Однако нечто по этому поводу можно сказать сразу и в двух словах. Что бы существующее само по себе ни проглядывало за этой концепцией, оно останется самим собой – там, в царстве отвлеченных метафизических структур. Но это как раз и не может быть главной темой экзистенциального исследования. Не подобает человеку, занятому проблемой собственного бытия, слишком отдаляться от своего местообитания, увлекаясь в заоблачные выси. На это указывает и Антиномия: не упуская из виду возможностей богочеловеческого миро-творчества, надлежит тут же соотносить полученные результаты с обычной жизнью, преисполненной проблематичности. Этически важно поэтому не только то малое, что прибавляет Идеальный мир в закрома отвлеченного знания, но и то многое, чего от него хотелось бы ожидать чисто по-человечески, но что он не способен дать по своей природе. Будучи идеей вневременного блага, он не имеет отношения к благу земному, устойчивому, длящемуся, ощутимому. Тому желанному, что ценно в силу своей достижимости.
Итак, счастье и проблематичность: в наибольшей ли мере это личные или общественные феномены?
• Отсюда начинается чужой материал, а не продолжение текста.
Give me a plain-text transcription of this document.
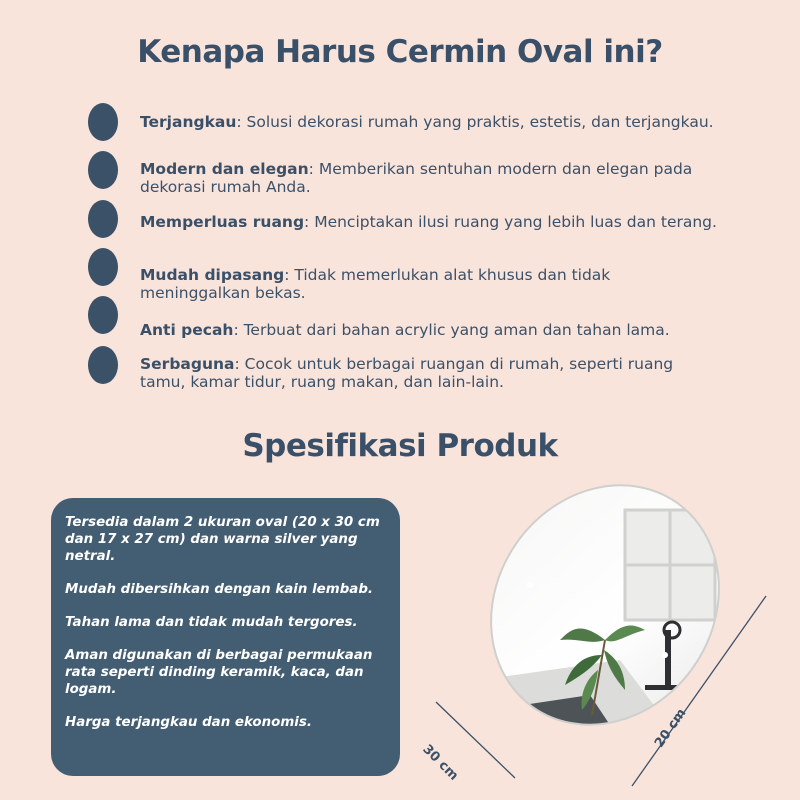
Kenapa Harus Cermin Oval ini?
Terjangkau: Solusi dekorasi rumah yang praktis, estetis, dan terjangkau.
Modern dan elegan: Memberikan sentuhan modern dan elegan pada dekorasi rumah Anda.
Memperluas ruang: Menciptakan ilusi ruang yang lebih luas dan terang.
Mudah dipasang: Tidak memerlukan alat khusus dan tidak meninggalkan bekas.
Anti pecah: Terbuat dari bahan acrylic yang aman dan tahan lama.
Serbaguna: Cocok untuk berbagai ruangan di rumah, seperti ruang tamu, kamar tidur, ruang makan, dan lain-lain.
Spesifikasi Produk
Tersedia dalam 2 ukuran oval (20 x 30 cm dan 17 x 27 cm) dan warna silver yang netral.
Mudah dibersihkan dengan kain lembab.
Tahan lama dan tidak mudah tergores.
Aman digunakan di berbagai permukaan rata seperti dinding keramik, kaca, dan logam.
Harga terjangkau dan ekonomis.
30 cm
20 cm
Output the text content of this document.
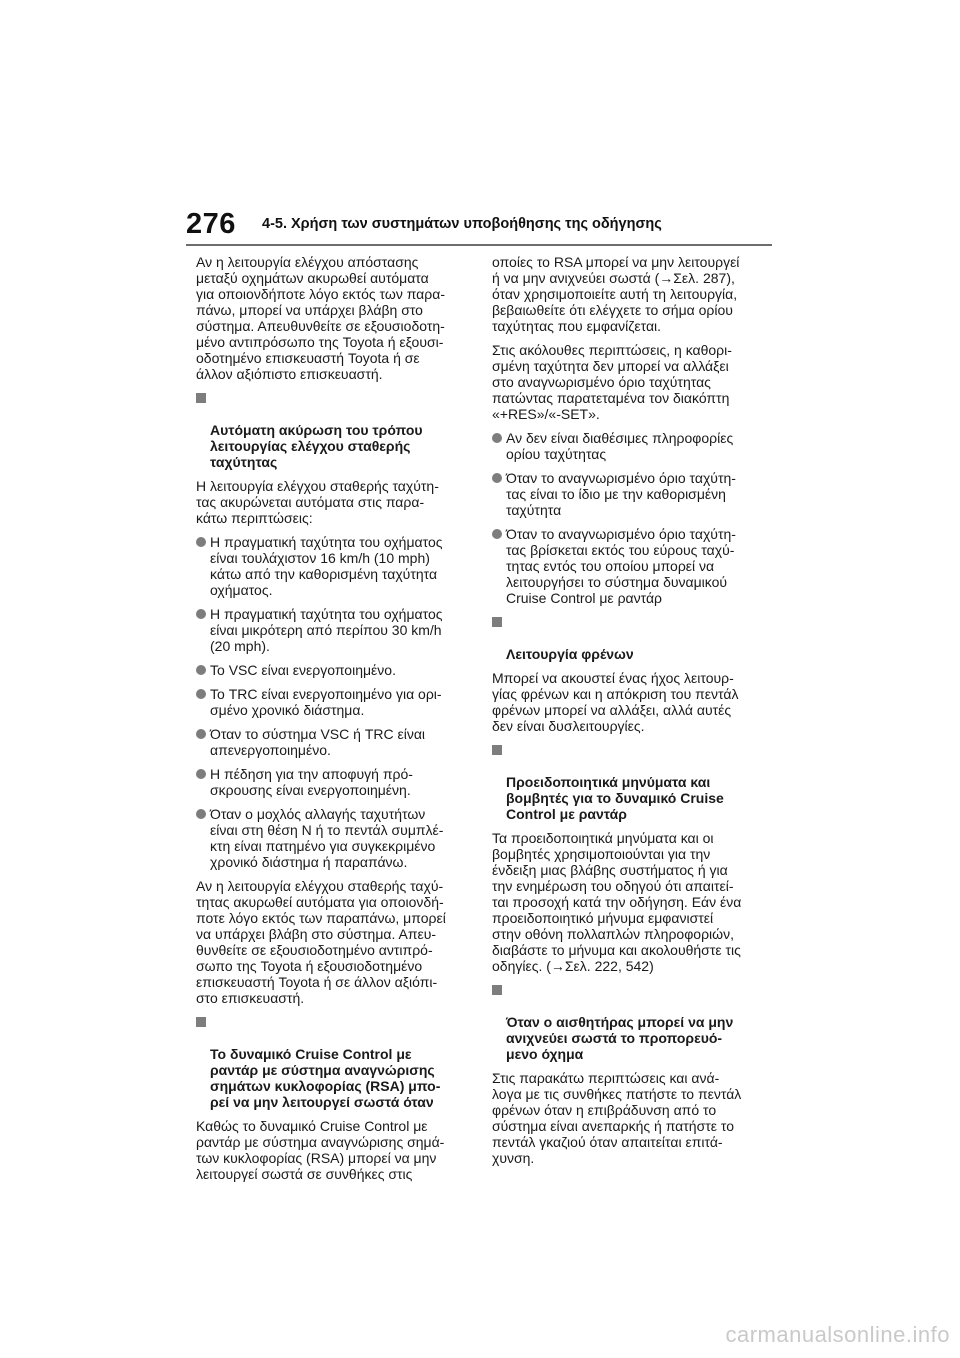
276 4-5. Χρήση των συστημάτων υποβοήθησης της οδήγησης

Αν η λειτουργία ελέγχου απόστασης
μεταξύ οχημάτων ακυρωθεί αυτόματα
για οποιονδήποτε λόγο εκτός των παρα-
πάνω, μπορεί να υπάρχει βλάβη στο
σύστημα. Απευθυνθείτε σε εξουσιοδοτη-
μένο αντιπρόσωπο της Toyota ή εξουσι-
οδοτημένο επισκευαστή Toyota ή σε
άλλον αξιόπιστο επισκευαστή.

Αυτόματη ακύρωση του τρόπου
λειτουργίας ελέγχου σταθερής
ταχύτητας

Η λειτουργία ελέγχου σταθερής ταχύτη-
τας ακυρώνεται αυτόματα στις παρα-
κάτω περιπτώσεις:

Η πραγματική ταχύτητα του οχήματος
είναι τουλάχιστον 16 km/h (10 mph)
κάτω από την καθορισμένη ταχύτητα
οχήματος.
Η πραγματική ταχύτητα του οχήματος
είναι μικρότερη από περίπου 30 km/h
(20 mph).
Το VSC είναι ενεργοποιημένο.
Το TRC είναι ενεργοποιημένο για ορι-
σμένο χρονικό διάστημα.
Όταν το σύστημα VSC ή TRC είναι
απενεργοποιημένο.
Η πέδηση για την αποφυγή πρό-
σκρουσης είναι ενεργοποιημένη.
Όταν ο μοχλός αλλαγής ταχυτήτων
είναι στη θέση N ή το πεντάλ συμπλέ-
κτη είναι πατημένο για συγκεκριμένο
χρονικό διάστημα ή παραπάνω.

Αν η λειτουργία ελέγχου σταθερής ταχύ-
τητας ακυρωθεί αυτόματα για οποιονδή-
ποτε λόγο εκτός των παραπάνω, μπορεί
να υπάρχει βλάβη στο σύστημα. Απευ-
θυνθείτε σε εξουσιοδοτημένο αντιπρό-
σωπο της Toyota ή εξουσιοδοτημένο
επισκευαστή Toyota ή σε άλλον αξιόπι-
στο επισκευαστή.

Το δυναμικό Cruise Control με
ραντάρ με σύστημα αναγνώρισης
σημάτων κυκλοφορίας (RSA) μπο-
ρεί να μην λειτουργεί σωστά όταν

Καθώς το δυναμικό Cruise Control με
ραντάρ με σύστημα αναγνώρισης σημά-
των κυκλοφορίας (RSA) μπορεί να μην
λειτουργεί σωστά σε συνθήκες στις

οποίες το RSA μπορεί να μην λειτουργεί
ή να μην ανιχνεύει σωστά (→Σελ. 287),
όταν χρησιμοποιείτε αυτή τη λειτουργία,
βεβαιωθείτε ότι ελέγχετε το σήμα ορίου
ταχύτητας που εμφανίζεται.

Στις ακόλουθες περιπτώσεις, η καθορι-
σμένη ταχύτητα δεν μπορεί να αλλάξει
στο αναγνωρισμένο όριο ταχύτητας
πατώντας παρατεταμένα τον διακόπτη
«+RES»/«-SET».

Αν δεν είναι διαθέσιμες πληροφορίες
ορίου ταχύτητας
Όταν το αναγνωρισμένο όριο ταχύτη-
τας είναι το ίδιο με την καθορισμένη
ταχύτητα
Όταν το αναγνωρισμένο όριο ταχύτη-
τας βρίσκεται εκτός του εύρους ταχύ-
τητας εντός του οποίου μπορεί να
λειτουργήσει το σύστημα δυναμικού
Cruise Control με ραντάρ

Λειτουργία φρένων

Μπορεί να ακουστεί ένας ήχος λειτουρ-
γίας φρένων και η απόκριση του πεντάλ
φρένων μπορεί να αλλάξει, αλλά αυτές
δεν είναι δυσλειτουργίες.

Προειδοποιητικά μηνύματα και
βομβητές για το δυναμικό Cruise
Control με ραντάρ

Τα προειδοποιητικά μηνύματα και οι
βομβητές χρησιμοποιούνται για την
ένδειξη μιας βλάβης συστήματος ή για
την ενημέρωση του οδηγού ότι απαιτεί-
ται προσοχή κατά την οδήγηση. Εάν ένα
προειδοποιητικό μήνυμα εμφανιστεί
στην οθόνη πολλαπλών πληροφοριών,
διαβάστε το μήνυμα και ακολουθήστε τις
οδηγίες. (→Σελ. 222, 542)

Όταν ο αισθητήρας μπορεί να μην
ανιχνεύει σωστά το προπορευό-
μενο όχημα

Στις παρακάτω περιπτώσεις και ανά-
λογα με τις συνθήκες πατήστε το πεντάλ
φρένων όταν η επιβράδυνση από το
σύστημα είναι ανεπαρκής ή πατήστε το
πεντάλ γκαζιού όταν απαιτείται επιτά-
χυνση.

carmanualsonline.info
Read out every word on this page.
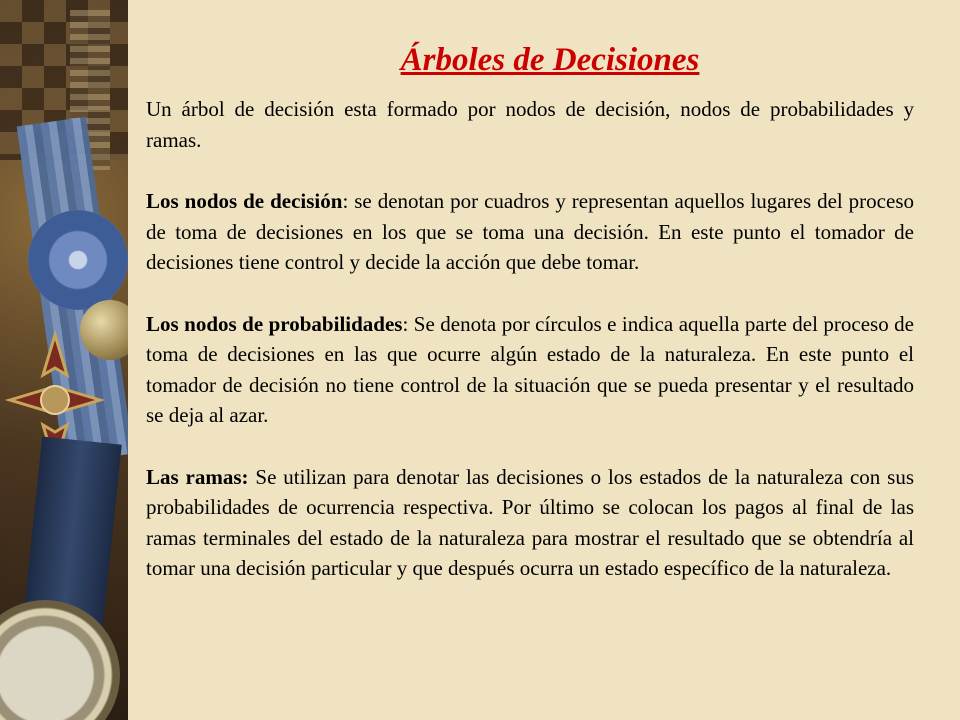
Árboles de Decisiones

Un árbol de decisión esta formado por nodos de decisión, nodos de probabilidades y ramas.

Los nodos de decisión: se denotan por cuadros y representan aquellos lugares del proceso de toma de decisiones en los que se toma una decisión. En este punto el tomador de decisiones tiene control y decide la acción que debe tomar.

Los nodos de probabilidades: Se denota por círculos e indica aquella parte del proceso de toma de decisiones en las que ocurre algún estado de la naturaleza. En este punto el tomador de decisión no tiene control de la situación que se pueda presentar y el resultado se deja al azar.

Las ramas: Se utilizan para denotar las decisiones o los estados de la naturaleza con sus probabilidades de ocurrencia respectiva. Por último se colocan los pagos al final de las ramas terminales del estado de la naturaleza para mostrar el resultado que se obtendría al tomar una decisión particular y que después ocurra un estado específico de la naturaleza.
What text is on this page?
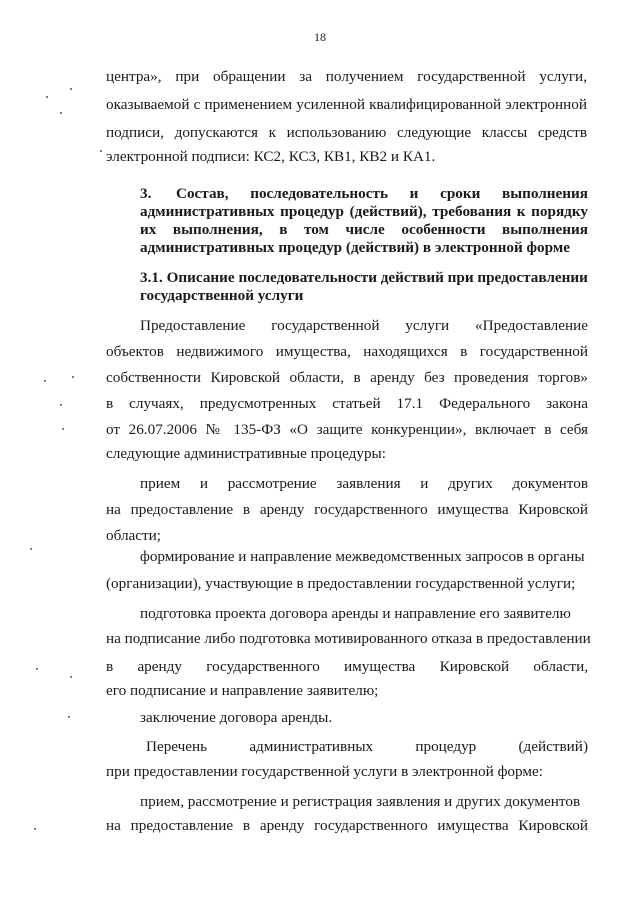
18
центра», при обращении за получением государственной услуги,
оказываемой с применением усиленной квалифицированной электронной
подписи, допускаются к использованию следующие классы средств
электронной подписи: КС2, КС3, КВ1, КВ2 и КА1.
3. Состав, последовательность и сроки выполнения
административных процедур (действий), требования к порядку
их выполнения, в том числе особенности выполнения
административных процедур (действий) в электронной форме
3.1. Описание последовательности действий при предоставлении
государственной услуги
Предоставление государственной услуги «Предоставление
объектов недвижимого имущества, находящихся в государственной
собственности Кировской области, в аренду без проведения торгов»
в случаях, предусмотренных статьей 17.1 Федерального закона
от 26.07.2006 № 135-ФЗ «О защите конкуренции», включает в себя
следующие административные процедуры:
прием и рассмотрение заявления и других документов
на предоставление в аренду государственного имущества Кировской
области;
формирование и направление межведомственных запросов в органы
(организации), участвующие в предоставлении государственной услуги;
подготовка проекта договора аренды и направление его заявителю
на подписание либо подготовка мотивированного отказа в предоставлении
в аренду государственного имущества Кировской области,
его подписание и направление заявителю;
заключение договора аренды.
Перечень административных процедур (действий)
при предоставлении государственной услуги в электронной форме:
прием, рассмотрение и регистрация заявления и других документов
на предоставление в аренду государственного имущества Кировской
Философия науки ставит в своих рамках вопрос о соотношении личного и коллективного. Однако можно ли представить какие-то коллективные реалии в нашем случае? Навряд ли. Но как же в таком случае открыть то личное, что ответственно за постижение счастья? Если, как отмечалось ранее, личность в познавательном плане оказывается весьма трудноуловимым феноменом?
XI.
В поисках «элемента» человеческого счастья (и соответственно проблематичности как отсутствия этого «элемента») пренебрежем многими традиционно важными вещами: общественными потрясениями, такими как войны и бедствия, нелегкими ситуациями, предполагающими нравственный выбор, разобщенностью и отчуждением людей, сомнением в благости Высшего Существа и многим другим, не говоря уже о глобальных рисках цивилизации. Все это теперь предполагаем далеким, отступившим. Человек не может закрывать глаза на то, что все это имеет место, может к нему приблизиться, затронуть его и поставить перед выбором. Но даже если человек не уверен, что он это преодолеет, и что все человечество это преодолеет, ему придется иметь необходимой целью это преодоление. Неважно, достижимой целью или только представляемой, мечтаемой. Нормальный человек (то есть осведомленный о различии блага и зла) самой своей жизнью делает ставку на преодоление зла в мире и в себе самом. В «Подступах к новой экзистенции» это особенно подчеркивается: гипотеза Кончины как познавательное мероприятие предполагает какие-то мировоззренческие выводы, но не предполагает изменение жизненного настроя. Человек мыслящий здесь раздваивается на «личностную» и «общественную» составляющие. Согласно первой он может предчувствовать все трагические судьбы мира и прозревать за ними нечто Высшее. Но согласно второй он вместе со всеми людьми должен действовать и надеяться до конца. И в этом слышен отголосок Антиномии.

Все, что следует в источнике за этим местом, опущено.